Dans certaines représentations khmères, inspirées de l’art indien, tout en se démarquant par une audace iconographique notamment sur le site de Ba Kan au Cambodge, les archéologues ont découvert en 1957 des stèles datant de différentes époques. Sur l’une d’elles, on observe un personnage étendu sur un naga ou serpent mythique. Ses jambes sont soutenues par un personnage féminin, la déesse Lakshmi, et de son nombril s’élève une tige de lotus supportant un personnage. C’est le dieu Vishnou Anantasayin émettant Brahma.
La civilisation de la Grèce antique a prêté une attention particulière aux proportions du corps et aux canons de beauté. Le célèbre sculpteur grec Praxitèle tenait à ce que le nombril féminin fût situé exactement entre les seins et le sexe. D’innombrables statues helléniques d’Aphrodite reflètent cette préoccupation de la perfection des formes de la facette ombilicale de la déesse.

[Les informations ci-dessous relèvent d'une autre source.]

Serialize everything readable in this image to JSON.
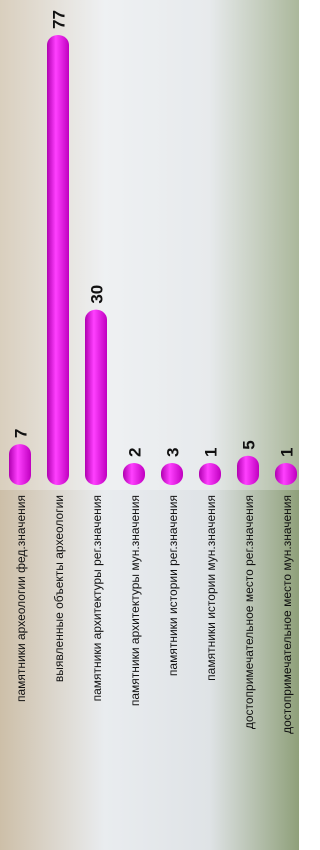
{
  "chart_data": {
    "type": "bar",
    "orientation": "vertical-rotated",
    "categories": [
      "памятники археологии фед.значения",
      "выявленные объекты археологии",
      "памятники  архитектуры рег.значения",
      "памятники архитектуры мун.значения",
      "памятники истории рег.значения",
      "памятники истории мун.значения",
      "достопримечательное место рег.значения",
      "достопримечательное место мун.значения"
    ],
    "values": [
      7,
      77,
      30,
      2,
      3,
      1,
      5,
      1
    ],
    "color": "#ff00ff"
  }
}
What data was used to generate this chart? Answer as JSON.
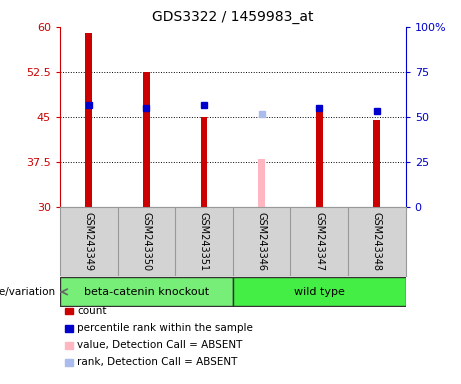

Le dieu de la médecine, Esculape, naît de l’ombilic de sa mère, Coronis, fille de Phlégias, roi des Lapithes. Le dieu Apollon, père d’Esculape, ouvre l’ombilic de son amante déjà sans vie pour que son fils voie le jour.
Mais pour les Grecs, c’était avant tout Omphale qui incarnait l’ombilic, Omphale dont le nom se traduit par « celle au beau nombril ». C’est à cette reine de Lydie qu’Hermès vendit Hercules lorsque les dieux le condamnèrent à un an d’esclavage. Omphale s’éprit d’Hercules et la mythologie raconte que leurs amours furent parmi les plus ardents que les dieux aient connus.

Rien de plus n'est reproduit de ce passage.